Dopaminergic Modulation of Synaptic Plasticity, Its Role in Neuropsychiatric Disorders, and Its Computational Modeling.

Neuromodulators modify intrinsic characteristics of the nervous system in order to reconfigure the functional properties of neural circuits. This reconfiguration is crucial for the flexibility of the nervous system to respond on an input-modulated basis. Such a functional rearrangement is realized by modification of intrinsic properties of the neural circuits including synaptic interactions. Dopamine is an important neuromodulator involved in motivation and stimulus-reward learning process, and adjusts synaptic dynamics in multiple time scales through different pathways. The modification of synaptic plasticity by dopamine underlies the change in synaptic transmission and integration mechanisms, which affects intrinsic properties of the neural system including membrane excitability, probability of neurotransmitters release, receptors' response to neurotransmitters, protein trafficking, and gene transcription.
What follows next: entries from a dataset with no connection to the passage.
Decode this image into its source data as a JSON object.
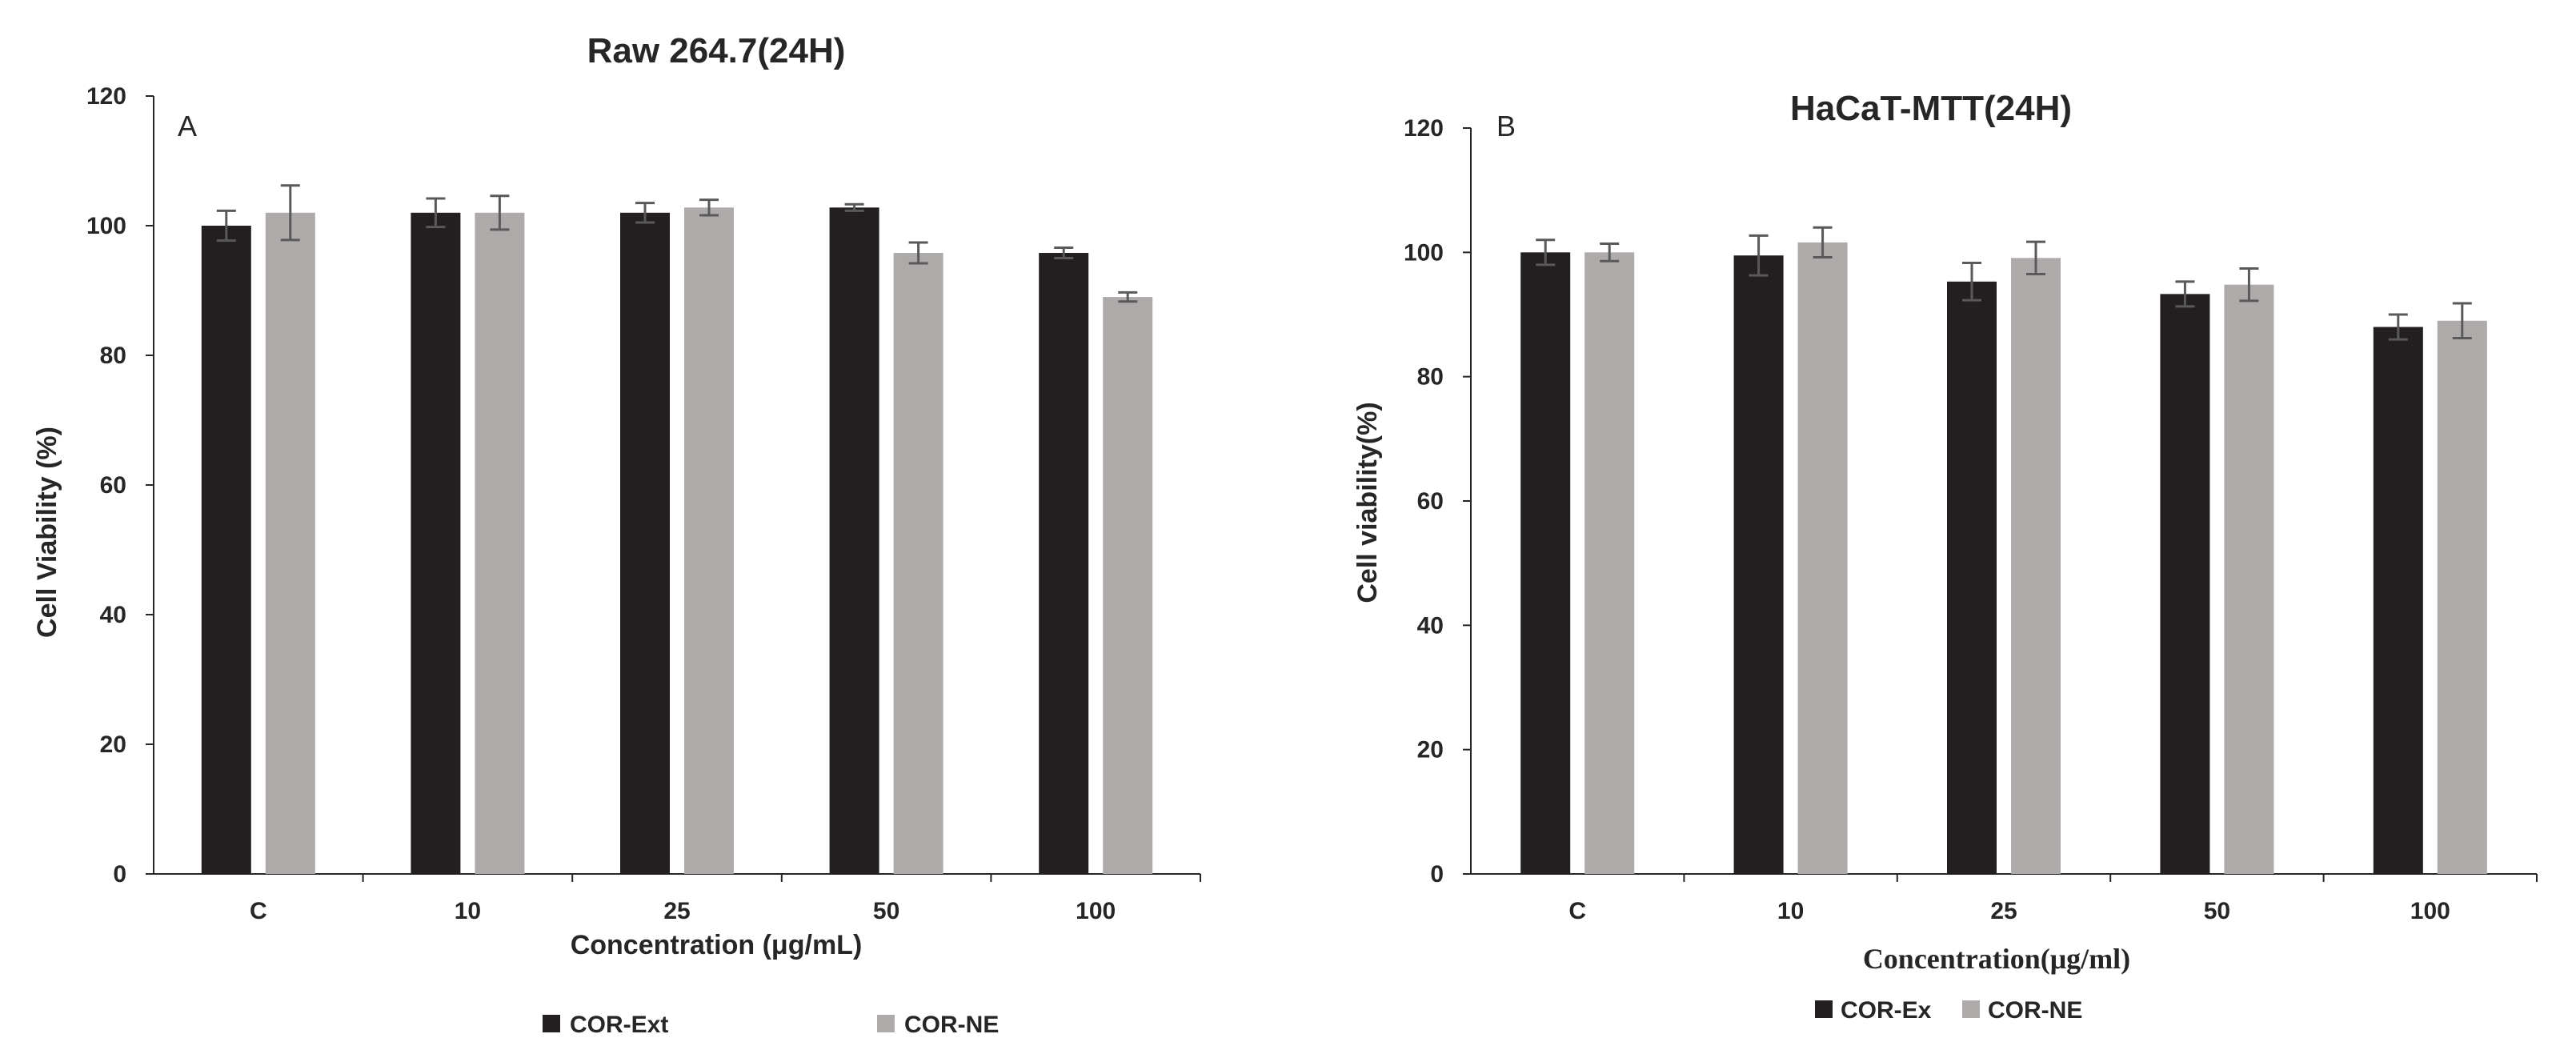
{
  "chart_data": [
    {
      "type": "bar",
      "panel_label": "A",
      "title": "Raw 264.7(24H)",
      "xlabel": "Concentration (μg/mL)",
      "ylabel": "Cell Viability (%)",
      "ylim": [
        0,
        120
      ],
      "yticks": [
        "0",
        "20",
        "40",
        "60",
        "80",
        "100",
        "120"
      ],
      "categories": [
        "C",
        "10",
        "25",
        "50",
        "100"
      ],
      "series": [
        {
          "name": "COR-Ext",
          "color": "#231f20",
          "values": [
            100,
            102,
            102,
            102.8,
            95.8
          ],
          "errors": [
            2.3,
            2.2,
            1.5,
            0.5,
            0.8
          ]
        },
        {
          "name": "COR-NE",
          "color": "#aeaaaa",
          "values": [
            102,
            102,
            102.8,
            95.8,
            89
          ],
          "errors": [
            4.2,
            2.6,
            1.2,
            1.6,
            0.7
          ]
        }
      ],
      "grid": false,
      "legend_position": "bottom"
    },
    {
      "type": "bar",
      "panel_label": "B",
      "title": "HaCaT-MTT(24H)",
      "xlabel": "Concentration(μg/ml)",
      "ylabel": "Cell viability(%)",
      "ylim": [
        0,
        120
      ],
      "yticks": [
        "0",
        "20",
        "40",
        "60",
        "80",
        "100",
        "120"
      ],
      "categories": [
        "C",
        "10",
        "25",
        "50",
        "100"
      ],
      "series": [
        {
          "name": "COR-Ex",
          "color": "#231f20",
          "values": [
            100,
            99.5,
            95.3,
            93.3,
            88
          ],
          "errors": [
            2,
            3.2,
            3,
            2,
            2
          ]
        },
        {
          "name": "COR-NE",
          "color": "#aeaaaa",
          "values": [
            100,
            101.6,
            99.1,
            94.8,
            89
          ],
          "errors": [
            1.4,
            2.4,
            2.6,
            2.6,
            2.8
          ]
        }
      ],
      "grid": false,
      "legend_position": "bottom"
    }
  ]
}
Dopamine also plays a central role in behavioral control, whereas its malfunction can cause cognitive disorders. Impaired dopamine signaling is implicated in several neuropsychiatric disorders such as Parkinson's disease, drug addiction, schizophrenia, attention-deficit/hyperactivity disorder, obsessive-compulsive disorder and Tourette's syndrome. Therefore, dopamine plays a crucial role in the nervous system, where its proper modulation of neural circuits may enhance plasticity-related procedures, but disturbances in dopamine signaling might be involved in numerous neuropsychiatric disorders. In recent years, several computational models are proposed to formulate the involvement of dopamine in synaptic plasticity or neuropsychiatric disorders and address their connection based on the experimental findings.